本申请实施例提供一种测量上报方法及装置,用于解决现有技术中测量上报时会丢失上报周期内测量量变化的信息的问题。该方法包括:在一个测量上报周期内,第一通信设备接收来自第二通信设备在N个参考信号周期发送的N个参考信号,并对N个参考信号进行测量,得到M个测量值。第一通信设备向定位设备上报M个测量结果的测量报告,其中,N为大于1的整数,M小于等于N。第一通信设备可以为终端,第二通信设备为基站。或者,第一通信设备可以为基站,第二通信设备为终端。

Description

一种测量上报方法及装置 技术领域
本申请涉及通信技术领域,特别涉及一种测量上报方法及装置。
背景技术
传统的蜂窝网定位,基于终端对下行参考信号进行测量,或者基站对上行参考信号进行测量,并将测量结果上报给定位服务器,由定位服务器根据测量结果以及基站位置确定出终端位置。

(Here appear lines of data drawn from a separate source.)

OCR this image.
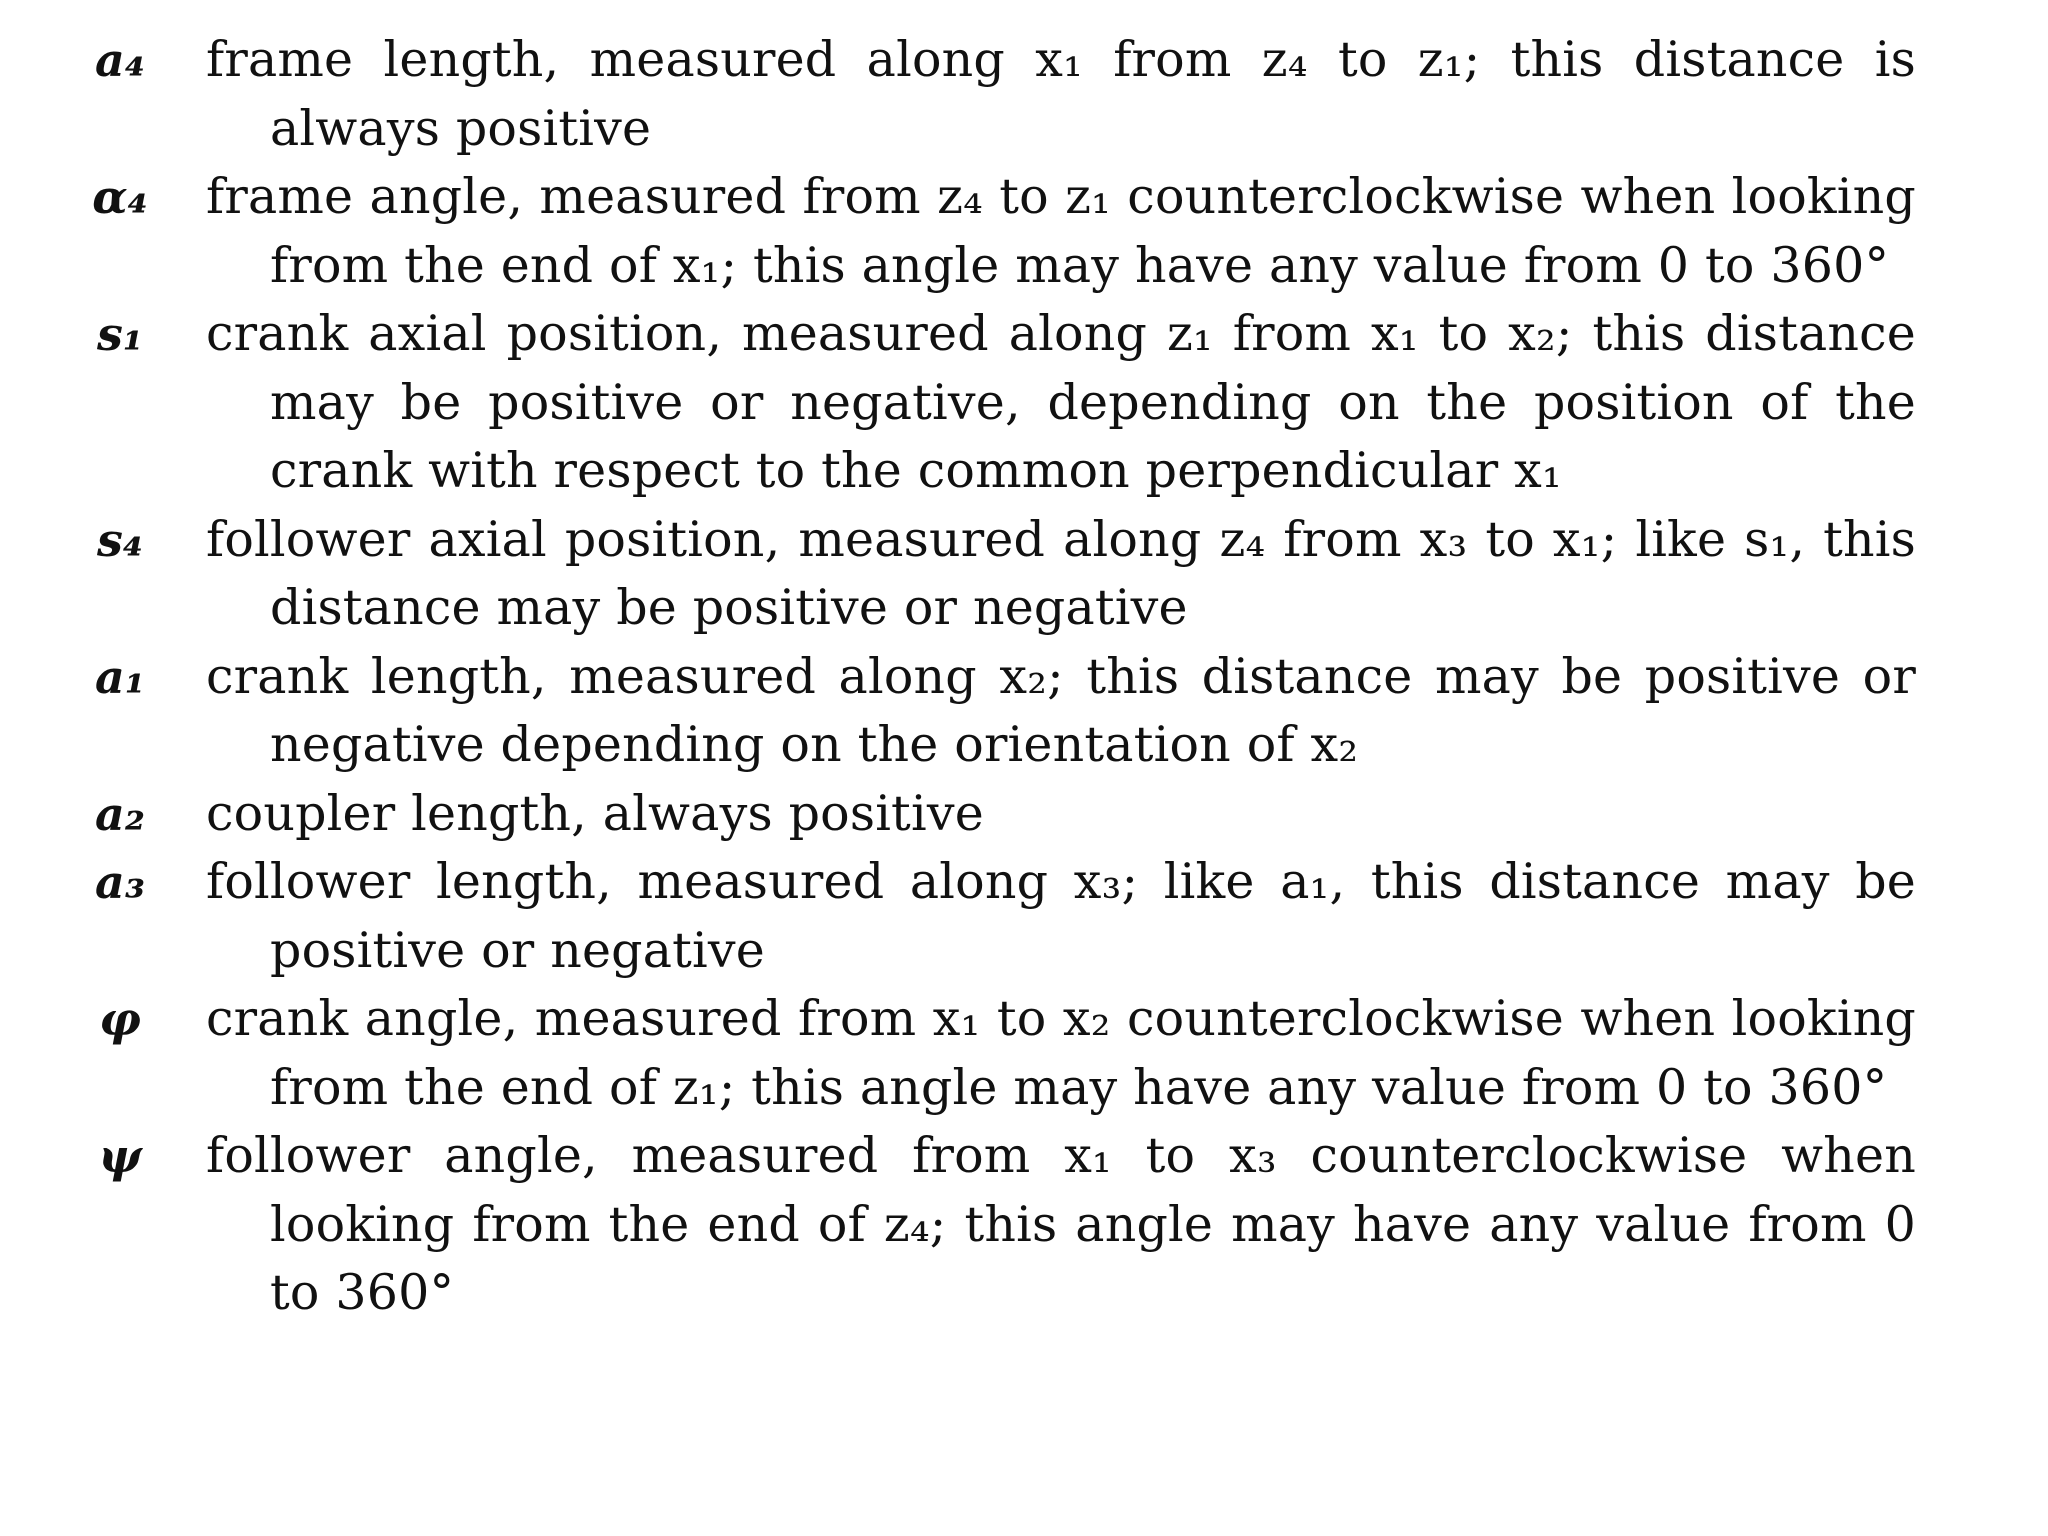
a₄	frame length, measured along x₁ from z₄ to z₁; this distance is always positive
α₄ frame angle, measured from z₄ to z₁ counterclockwise when looking from the end of x₁; this angle may have any value from 0 to 360°
s₁	crank axial position, measured along z₁ from x₁ to x₂; this distance may be positive or negative, depending on the position of the crank with respect to the common perpendicular x₁
s₄	follower axial position, measured along z₄ from x₃ to x₁; like s₁, this distance may be positive or negative
a₁	crank length, measured along x₂; this distance may be positive or negative depending on the orientation of x₂
a₂	coupler length, always positive
a₃	follower length, measured along x₃; like a₁, this distance may be positive or negative
φ	crank angle, measured from x₁ to x₂ counterclockwise when looking from the end of z₁; this angle may have any value from 0 to 360°
ψ	follower angle, measured from x₁ to x₃ counterclockwise when looking from the end of z₄; this angle may have any value from 0 to 360°
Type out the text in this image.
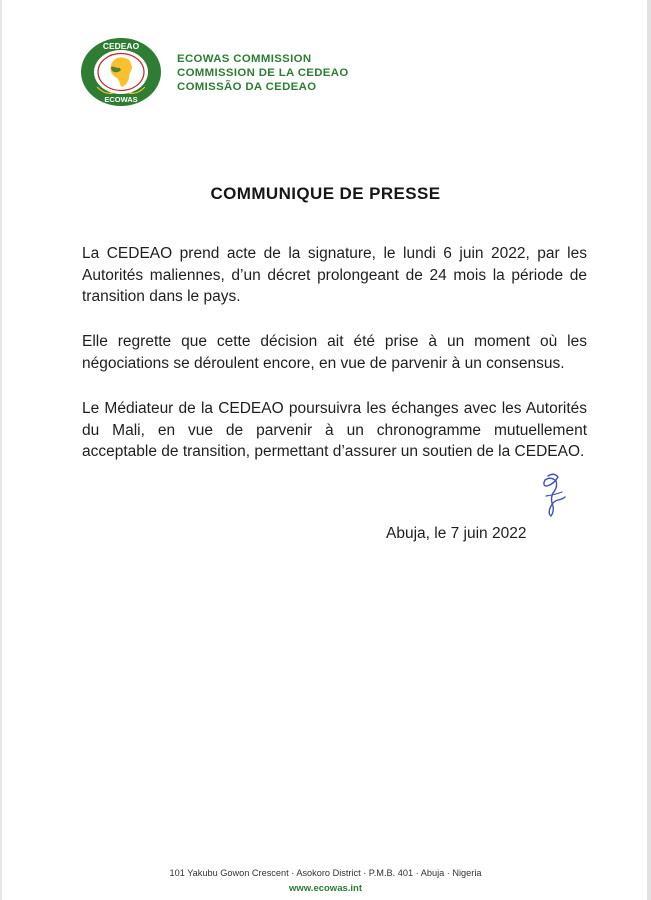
CEDEAO
ECOWAS
ECOWAS COMMISSION
COMMISSION DE LA CEDEAO
COMISSÃO DA CEDEAO
COMMUNIQUE DE PRESSE
La CEDEAO prend acte de la signature, le lundi 6 juin 2022, par les Autorités maliennes, d’un décret prolongeant de 24 mois la période de transition dans le pays.
Elle regrette que cette décision ait été prise à un moment où les négociations se déroulent encore, en vue de parvenir à un consensus.
Le Médiateur de la CEDEAO poursuivra les échanges avec les Autorités du Mali, en vue de parvenir à un chronogramme mutuellement acceptable de transition, permettant d’assurer un soutien de la CEDEAO.
Abuja, le 7 juin 2022
101 Yakubu Gowon Crescent · Asokoro District · P.M.B. 401 · Abuja · Nigeria
www.ecowas.int
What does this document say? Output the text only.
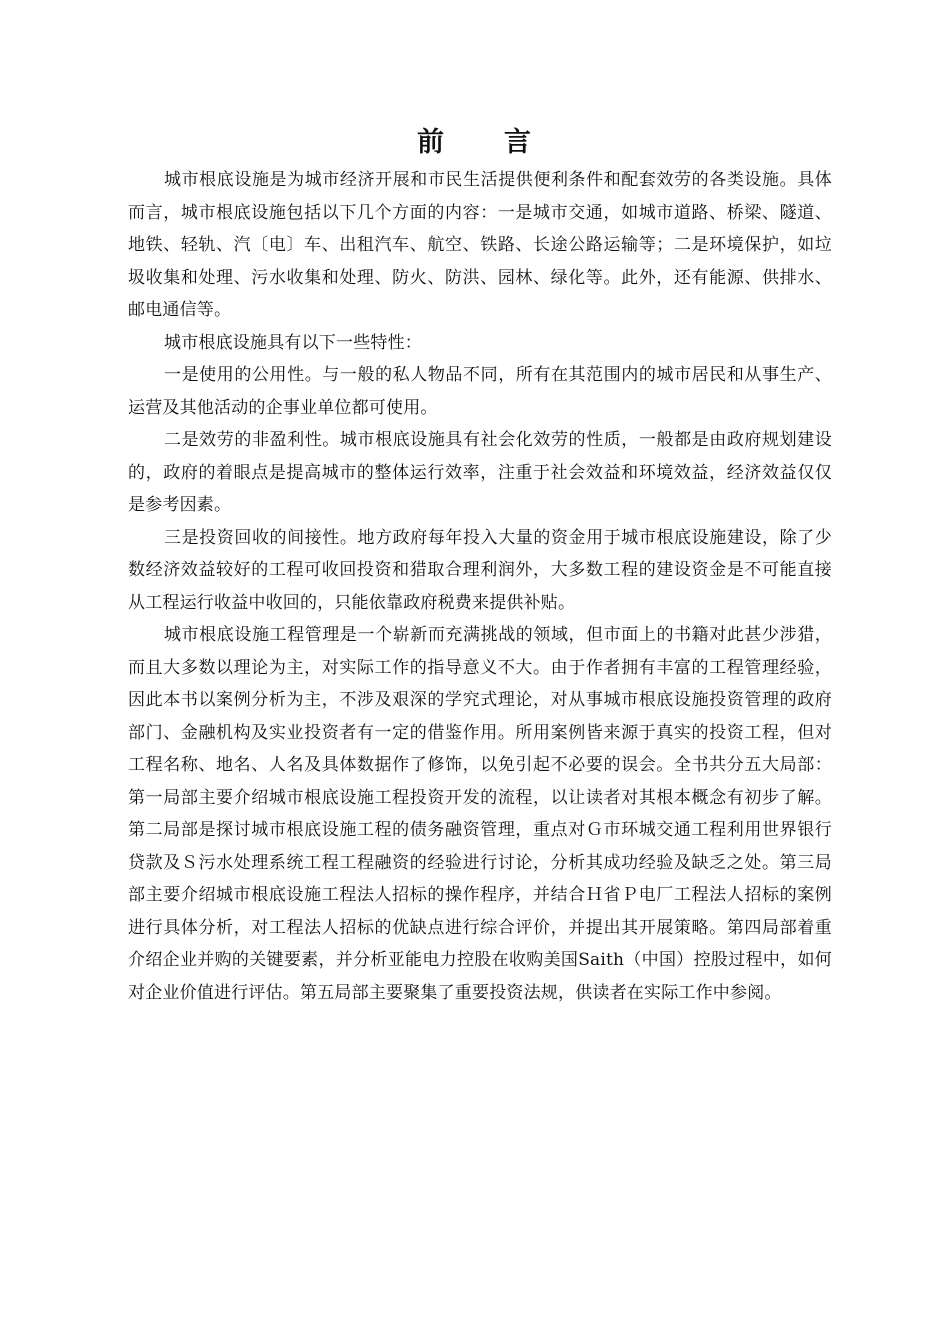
前　　言

城市根底设施是为城市经济开展和市民生活提供便利条件和配套效劳的各类设施。具体而言，城市根底设施包括以下几个方面的内容：一是城市交通，如城市道路、桥梁、隧道、地铁、轻轨、汽〔电〕车、出租汽车、航空、铁路、长途公路运输等；二是环境保护，如垃圾收集和处理、污水收集和处理、防火、防洪、园林、绿化等。此外，还有能源、供排水、邮电通信等。

城市根底设施具有以下一些特性：

一是使用的公用性。与一般的私人物品不同，所有在其范围内的城市居民和从事生产、运营及其他活动的企事业单位都可使用。

二是效劳的非盈利性。城市根底设施具有社会化效劳的性质，一般都是由政府规划建设的，政府的着眼点是提高城市的整体运行效率，注重于社会效益和环境效益，经济效益仅仅是参考因素。

三是投资回收的间接性。地方政府每年投入大量的资金用于城市根底设施建设，除了少数经济效益较好的工程可收回投资和猎取合理利润外，大多数工程的建设资金是不可能直接从工程运行收益中收回的，只能依靠政府税费来提供补贴。

城市根底设施工程管理是一个崭新而充满挑战的领域，但市面上的书籍对此甚少涉猎，而且大多数以理论为主，对实际工作的指导意义不大。由于作者拥有丰富的工程管理经验，因此本书以案例分析为主，不涉及艰深的学究式理论，对从事城市根底设施投资管理的政府部门、金融机构及实业投资者有一定的借鉴作用。所用案例皆来源于真实的投资工程，但对工程名称、地名、人名及具体数据作了修饰，以免引起不必要的误会。全书共分五大局部：第一局部主要介绍城市根底设施工程投资开发的流程，以让读者对其根本概念有初步了解。第二局部是探讨城市根底设施工程的债务融资管理，重点对Ｇ市环城交通工程利用世界银行贷款及Ｓ污水处理系统工程工程融资的经验进行讨论，分析其成功经验及缺乏之处。第三局部主要介绍城市根底设施工程法人招标的操作程序，并结合Ｈ省Ｐ电厂工程法人招标的案例进行具体分析，对工程法人招标的优缺点进行综合评价，并提出其开展策略。第四局部着重介绍企业并购的关键要素，并分析亚能电力控股在收购美国Saith（中国）控股过程中，如何对企业价值进行评估。第五局部主要聚集了重要投资法规，供读者在实际工作中参阅。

目前终端或者基站的测量上报过程通常为物理层测量,高层上报,其中,物理层在对周期性的参考信号进行物理层测量后,将多次物理层的测量量对应的值通过滤波合并成一个值上报给高层,高层收到物理层上报之后,进行层3滤波,并将层3滤波的结果作为高层上报量反馈给定位服务器。例如,测量量为到达时间(time of arrival,TOA),参考信号到达时间差(reference signal time difference,RSTD),终端接收参考信号-发送参考信号时间差(UE Rx–Tx time difference);或者,所述定位信息请求消息中包括以下一项或多项测量量:上行相对到达时间(uplink relative time of arrival,UL-RTOA),基站接收参考信号-发送参考信号时间差(gNB Rx–Tx time difference),水平/垂直到达角(azimuth/zenith angle of arrival,AoA/ZoA)。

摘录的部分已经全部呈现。